KFOR wird aber auch gebraucht, um die größte zivile Mission der EU, die Rechtsstaatsmission EULEX, in die Lage zu versetzen, ihren unverzichtbaren Beitrag zum Aufbau von Polizei, Gerichtswesen und Zoll im Kosovo zu erbringen. Schließlich hilft die Anwesenheit von KFOR-Kräften auch beim Aufbau der KSF, der kosova­rischen Sicherheitskräfte, die gute Fortschritte machen, die immer mehr Aufgaben übernehmen und zukünftig die Verantwortung für die Sicherheit im Kosovo tragen werden.

Liebe Kolleginnen und Kollegen, unsere heutige Ent­scheidung erinnert uns daran, wie oft wir das KFOR-Mandat schon verlängert haben - seit 1999 immerhin 13-mal. Über 100 000 deutsche Soldaten sind schon im Kosovo eingesetzt worden. Man kann sagen: Heute steht es zum ersten Mal gut für die Perspektive, dass wir viel­leicht bald auf diese Mission verzichten können. Sie, Herr Minister, haben das eben ange­sprochen. Der Grund liegt darin, dass zuletzt die Weichen in Richtung einer Normalisierung des Verhält­nisses von Serbien und Ko­sovo gestellt werden konnten.

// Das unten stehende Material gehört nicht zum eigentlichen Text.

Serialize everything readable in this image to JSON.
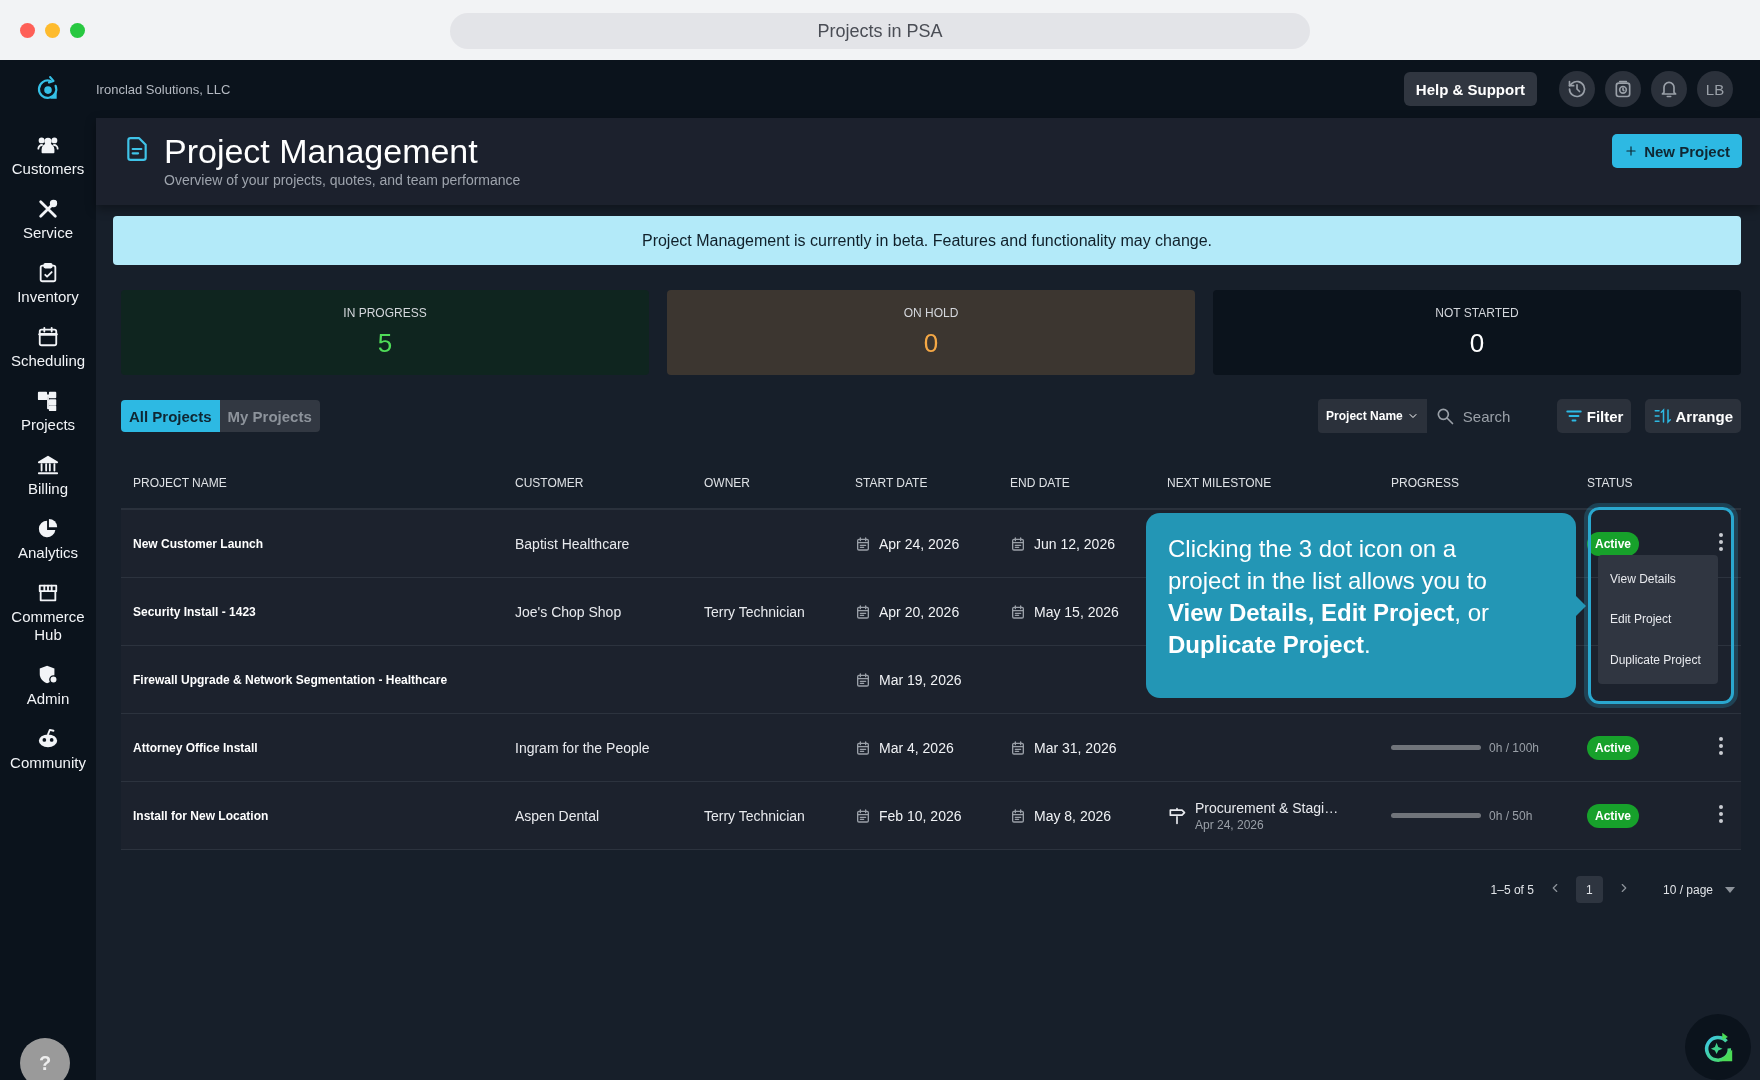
{
  "window": {
    "title": "Projects in PSA"
  },
  "company": "Ironclad Solutions, LLC",
  "top_actions": {
    "help": "Help & Support",
    "avatar": "LB"
  },
  "sidebar": {
    "items": [
      {
        "label": "Customers",
        "selected": false
      },
      {
        "label": "Service",
        "selected": false
      },
      {
        "label": "Inventory",
        "selected": false
      },
      {
        "label": "Scheduling",
        "selected": false
      },
      {
        "label": "Projects",
        "selected": false
      },
      {
        "label": "Billing",
        "selected": false
      },
      {
        "label": "Analytics",
        "selected": false
      },
      {
        "label": "Commerce Hub",
        "selected": false
      },
      {
        "label": "Admin",
        "selected": false
      },
      {
        "label": "Community",
        "selected": false
      }
    ]
  },
  "header": {
    "title": "Project Management",
    "subtitle": "Overview of your projects, quotes, and team performance",
    "new_button": "New Project"
  },
  "banner": "Project Management is currently in beta. Features and functionality may change.",
  "stats": [
    {
      "kind": "progress",
      "label": "IN PROGRESS",
      "value": "5"
    },
    {
      "kind": "hold",
      "label": "ON HOLD",
      "value": "0"
    },
    {
      "kind": "idle",
      "label": "NOT STARTED",
      "value": "0"
    }
  ],
  "tabs": [
    {
      "label": "All Projects",
      "selected": true
    },
    {
      "label": "My Projects",
      "selected": false
    }
  ],
  "toolbar": {
    "field_select": "Project Name",
    "search_placeholder": "Search",
    "filter": "Filter",
    "arrange": "Arrange"
  },
  "table": {
    "columns": [
      "PROJECT NAME",
      "CUSTOMER",
      "OWNER",
      "START DATE",
      "END DATE",
      "NEXT MILESTONE",
      "PROGRESS",
      "STATUS"
    ],
    "rows": [
      {
        "name": "New Customer Launch",
        "customer": "Baptist Healthcare",
        "start": "Apr 24, 2026",
        "end": "Jun 12, 2026",
        "status": "Active"
      },
      {
        "name": "Security Install - 1423",
        "customer": "Joe's Chop Shop",
        "owner": "Terry Technician",
        "start": "Apr 20, 2026",
        "end": "May 15, 2026"
      },
      {
        "name": "Firewall Upgrade & Network Segmentation - Healthcare",
        "start": "Mar 19, 2026"
      },
      {
        "name": "Attorney Office Install",
        "customer": "Ingram for the People",
        "start": "Mar 4, 2026",
        "end": "Mar 31, 2026",
        "progress": {
          "level": 0,
          "reading": "0h / 100h"
        },
        "status": "Active"
      },
      {
        "name": "Install for New Location",
        "customer": "Aspen Dental",
        "owner": "Terry Technician",
        "start": "Feb 10, 2026",
        "end": "May 8, 2026",
        "milestone": {
          "title": "Procurement & Stagi…",
          "date": "Apr 24, 2026"
        },
        "progress": {
          "level": 0,
          "reading": "0h / 50h"
        },
        "status": "Active"
      }
    ]
  },
  "tooltip": "Clicking the 3 dot icon on a project in the list allows you to **View Details, Edit Project**, or **Duplicate Project**.",
  "row_menu": {
    "items": [
      "View Details",
      "Edit Project",
      "Duplicate Project"
    ]
  },
  "pagination": {
    "range": "1–5 of 5",
    "pages": [
      {
        "label": "1",
        "selected": true
      }
    ],
    "page_size": "10 / page"
  },
  "help_button": "?"
}
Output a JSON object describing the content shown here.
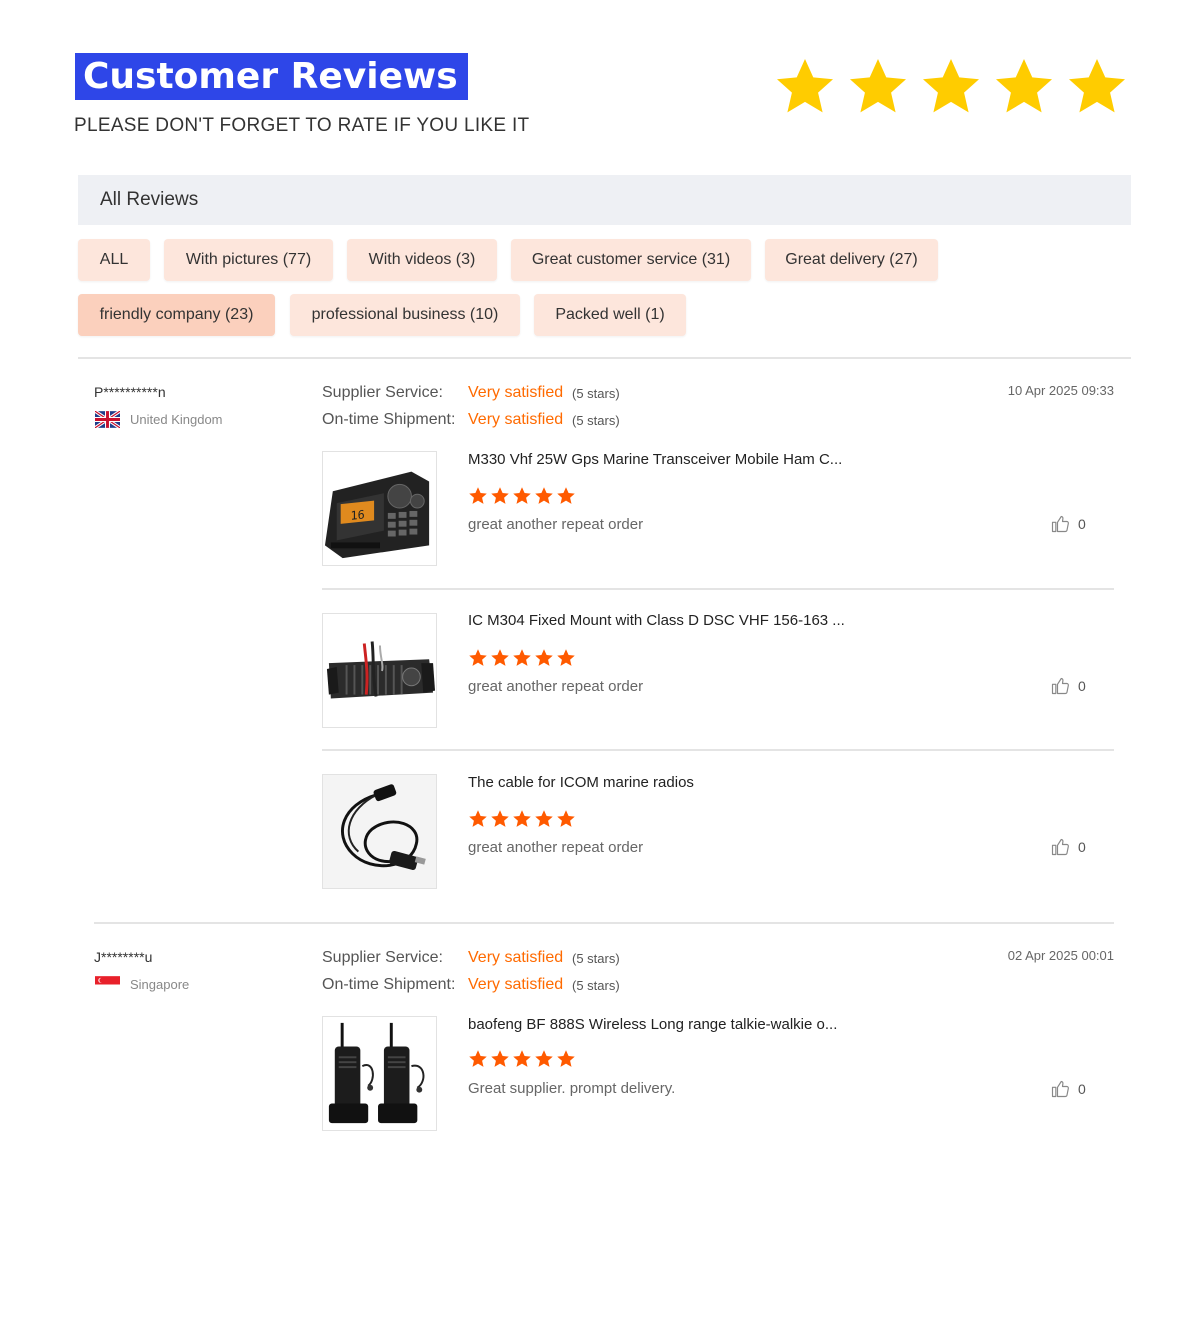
{
  "header": {
    "title": "Customer Reviews",
    "subtitle": "PLEASE DON'T FORGET TO RATE IF YOU LIKE IT",
    "big_star_count": 5,
    "star_color": "#ffcc00"
  },
  "panel": {
    "heading": "All Reviews",
    "filters": [
      {
        "label": "ALL"
      },
      {
        "label": "With pictures (77)"
      },
      {
        "label": "With videos (3)"
      },
      {
        "label": "Great customer service (31)"
      },
      {
        "label": "Great delivery (27)"
      },
      {
        "label": "friendly company (23)",
        "active": true
      },
      {
        "label": "professional business (10)"
      },
      {
        "label": "Packed well (1)"
      }
    ]
  },
  "colors": {
    "accent_orange": "#ff6a00",
    "title_blue": "#2e46e8",
    "filter_bg": "#fde6dc"
  },
  "reviews": [
    {
      "name": "P**********n",
      "country": "United Kingdom",
      "flag": "uk-flag-icon",
      "supplier_service_label": "Supplier Service:",
      "supplier_service_value": "Very satisfied",
      "supplier_service_stars": "(5 stars)",
      "shipment_label": "On-time Shipment:",
      "shipment_value": "Very satisfied",
      "shipment_stars": "(5 stars)",
      "date": "10 Apr 2025 09:33",
      "items": [
        {
          "title": "M330 Vhf 25W Gps Marine Transceiver Mobile Ham C...",
          "rating": 5,
          "comment": "great another repeat order",
          "likes": "0",
          "image": "marine-radio-image"
        },
        {
          "title": "IC M304 Fixed Mount with Class D DSC VHF 156-163 ...",
          "rating": 5,
          "comment": "great another repeat order",
          "likes": "0",
          "image": "mounted-radio-image"
        },
        {
          "title": "The cable for ICOM marine radios",
          "rating": 5,
          "comment": "great another repeat order",
          "likes": "0",
          "image": "cable-image"
        }
      ]
    },
    {
      "name": "J********u",
      "country": "Singapore",
      "flag": "singapore-flag-icon",
      "supplier_service_label": "Supplier Service:",
      "supplier_service_value": "Very satisfied",
      "supplier_service_stars": "(5 stars)",
      "shipment_label": "On-time Shipment:",
      "shipment_value": "Very satisfied",
      "shipment_stars": "(5 stars)",
      "date": "02 Apr 2025 00:01",
      "items": [
        {
          "title": "baofeng BF 888S Wireless Long range talkie-walkie o...",
          "rating": 5,
          "comment": "Great supplier. prompt delivery.",
          "likes": "0",
          "image": "walkie-talkie-image"
        }
      ]
    }
  ]
}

Die SPD-Bundestagsfraktion schließt sich ausdrück­lich der Bewertung an, dass dieses Erste Abkommen über die Prinzipien über die Normalisierung der Bezie­hungen - so heißt es wörtlich - zwischen Belgrad und Pristina als politischer Durchbruch zu werten ist. Wir gratulieren Baroness Ashton zu ihrem Erfolg vom 19. April dieses Jahres, zu dem zehn schwierige Ver­handlungsrunden geführt haben. Wir wissen natürlich, dass es die europäische Perspektive war, die bei beiden Partnern, bei Serbien wie beim Kosovo, zu der nötigen Kompromissbereitschaft geführt hat.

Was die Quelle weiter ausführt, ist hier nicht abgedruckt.